I’ll be starting a blog series that does a (hopefully) exhaustive breakdown of everything you need to know for an Art Fair/Craft Fair setup. I participated in my very first show this past weekend and I took many measures to document as much as I could during the weeks leading up to the show and the event itself.
Although my experience may not apply 100% to what you will encounter, I believe I have a good understanding of the basics. As a new artist (I have only been selling my artwork for just over 1-1/2 years online at this point), I can tell you with confidence that in-person meetings are 10 times more effective than online interactions. Art is a physical and tangible item. A person seeing a picture of your artwork online (through social media or your website) will not have the same impression as seeing it in person. Especially if you create large work, textured work, or have very detailed work, a phone screen will never show all the subtle nuances and details.

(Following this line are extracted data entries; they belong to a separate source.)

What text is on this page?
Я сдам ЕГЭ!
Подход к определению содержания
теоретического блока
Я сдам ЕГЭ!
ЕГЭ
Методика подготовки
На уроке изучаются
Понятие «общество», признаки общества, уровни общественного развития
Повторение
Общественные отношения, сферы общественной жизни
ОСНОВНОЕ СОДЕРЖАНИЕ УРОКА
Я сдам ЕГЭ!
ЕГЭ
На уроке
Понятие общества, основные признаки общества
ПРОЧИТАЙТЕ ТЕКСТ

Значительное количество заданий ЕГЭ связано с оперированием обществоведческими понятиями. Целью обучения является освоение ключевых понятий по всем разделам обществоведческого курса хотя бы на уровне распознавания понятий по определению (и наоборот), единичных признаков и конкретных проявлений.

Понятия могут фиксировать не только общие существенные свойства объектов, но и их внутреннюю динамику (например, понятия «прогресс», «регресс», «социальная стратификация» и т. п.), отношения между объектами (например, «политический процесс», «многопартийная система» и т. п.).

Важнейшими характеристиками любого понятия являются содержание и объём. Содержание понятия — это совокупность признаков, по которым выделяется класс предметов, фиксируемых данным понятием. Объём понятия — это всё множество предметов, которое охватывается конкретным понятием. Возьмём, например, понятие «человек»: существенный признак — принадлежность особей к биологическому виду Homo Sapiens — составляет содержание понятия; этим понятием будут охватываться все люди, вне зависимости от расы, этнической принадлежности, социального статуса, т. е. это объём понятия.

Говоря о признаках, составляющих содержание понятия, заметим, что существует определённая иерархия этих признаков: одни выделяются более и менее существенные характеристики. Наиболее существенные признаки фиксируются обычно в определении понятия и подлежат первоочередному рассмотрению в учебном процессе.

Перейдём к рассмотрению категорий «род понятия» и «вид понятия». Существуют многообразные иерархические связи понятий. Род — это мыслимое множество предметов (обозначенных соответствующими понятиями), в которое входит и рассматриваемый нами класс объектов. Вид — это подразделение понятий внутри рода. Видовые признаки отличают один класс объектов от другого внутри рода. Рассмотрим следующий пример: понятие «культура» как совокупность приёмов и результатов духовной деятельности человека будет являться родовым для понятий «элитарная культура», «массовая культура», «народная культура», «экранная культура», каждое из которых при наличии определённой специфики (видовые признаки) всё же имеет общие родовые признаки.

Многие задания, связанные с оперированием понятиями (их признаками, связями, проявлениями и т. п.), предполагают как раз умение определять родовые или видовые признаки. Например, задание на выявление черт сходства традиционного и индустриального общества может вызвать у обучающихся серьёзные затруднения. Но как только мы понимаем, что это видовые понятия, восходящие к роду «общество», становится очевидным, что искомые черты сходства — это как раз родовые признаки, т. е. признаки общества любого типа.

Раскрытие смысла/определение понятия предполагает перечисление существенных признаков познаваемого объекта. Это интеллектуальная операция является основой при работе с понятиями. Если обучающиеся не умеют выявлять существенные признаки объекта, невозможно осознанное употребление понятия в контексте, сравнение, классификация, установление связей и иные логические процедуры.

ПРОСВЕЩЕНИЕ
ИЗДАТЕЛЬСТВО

Now with that introduction out of the way, here are my top tips for a complete beginner to fairs!
- Do your research!
Research potential venues you might be interested in applying. Check out the average attendance, demographic, costs, and range of goods sold. Your art may not fit in with a show due to the price point, subject, or medium. And that is ok. There are dozens of fairs held annually – but it is completely on you to find the one that will fit what you offer.
- Attend fairs in person
Online pictures can only show you so much. Spend a weekend driving out to a fair in your area. Walk through the fair and observe what is popular and how the crowds interact with booths. Pretend you’re an anthropologist for a day and see if there are parts of successful booths you can implement in your own display.
It also never hurts to ask. If you spot a good setup, ask the vendor where they sourced their display items (of course time your conversation when they’re not busy with customers). One good lead will save you hours of mindlessly browsing Amazon and avoid the disappointment of purchasing a low-quality product that will fail after 1-2 uses.
And I should mention that you don’t need to visit art fairs. I attended a German Christmas Market in December, which gave me plenty of great leads for my display in January. (More on my fair revelations will be covered in another post.)
- Grab a buddy (or two!)
You WILL need a buddy to handle the stress and rough patches during the days leading up to the fair, and during the event itself. Planning for an event this large will require you to have a support system when things turn south. To keep yourself on track, have your buddy be part of your accountability system. Your buddy can be your sibling, a partner, or your parent – just someone who can ground you when the amount of work will seem overwhelming.
- Do a dry-run
A dry-run is time where you do a complete set-up and break-down of your booth. Ideally this time is at least a few weeks prior to the event so you can pick up any last-minute items that come up. Remember to write down how long it takes to do each task and organize your items into boxes so that you have accounted for every single item. Take pictures of your setup once you’re happy with the decorations to use as a guide for the event.
After you have done one dry-run, you can then work backwards to figure out how early you will need to leave to set up for the show, and anticipate how long it will take for you to go back home.
- Get organized!
It will be impossible to keep track of every item in your head. If you’re the kind of person who is the “Type B” personality, you’re going to need to get used to working as a “Type A” for at least a few weeks. I was working from 3 separate lists during the week leading up to the show. List 1 was my master packing list – every box and bag had an inventory sheet. List 2 was my master task list. List 3 was my daily task list. Every evening, I would move items from List 2 into List 3 and print a daily task list for the next day.
Trust me. You will need lists.
- Plan for the worst
The favorite saying of an old teacher of mine was “Hope is not a Plan”. You need to plan for the worst-case scenario in order to sleep well at night. Things like bringing extra lightbulbs, having a sufficiently long extension cord, and packing a portable charger for your phone to process credit card payments are just a few of the dozen scenarios that may present themselves. If any of these items come up, the best way to deal with them is knowing you’ve already anticipated these events happening and you have the solutions at hand.
Does this all seem like a lot? The answer will probably be a yes from the majority of people.
Is all this effort worth it? That answer depends on you, how much you’ve prepared, and how you interact with your customers. One weekend has the potential to reach thousands of real people who may be interested in what you can offer.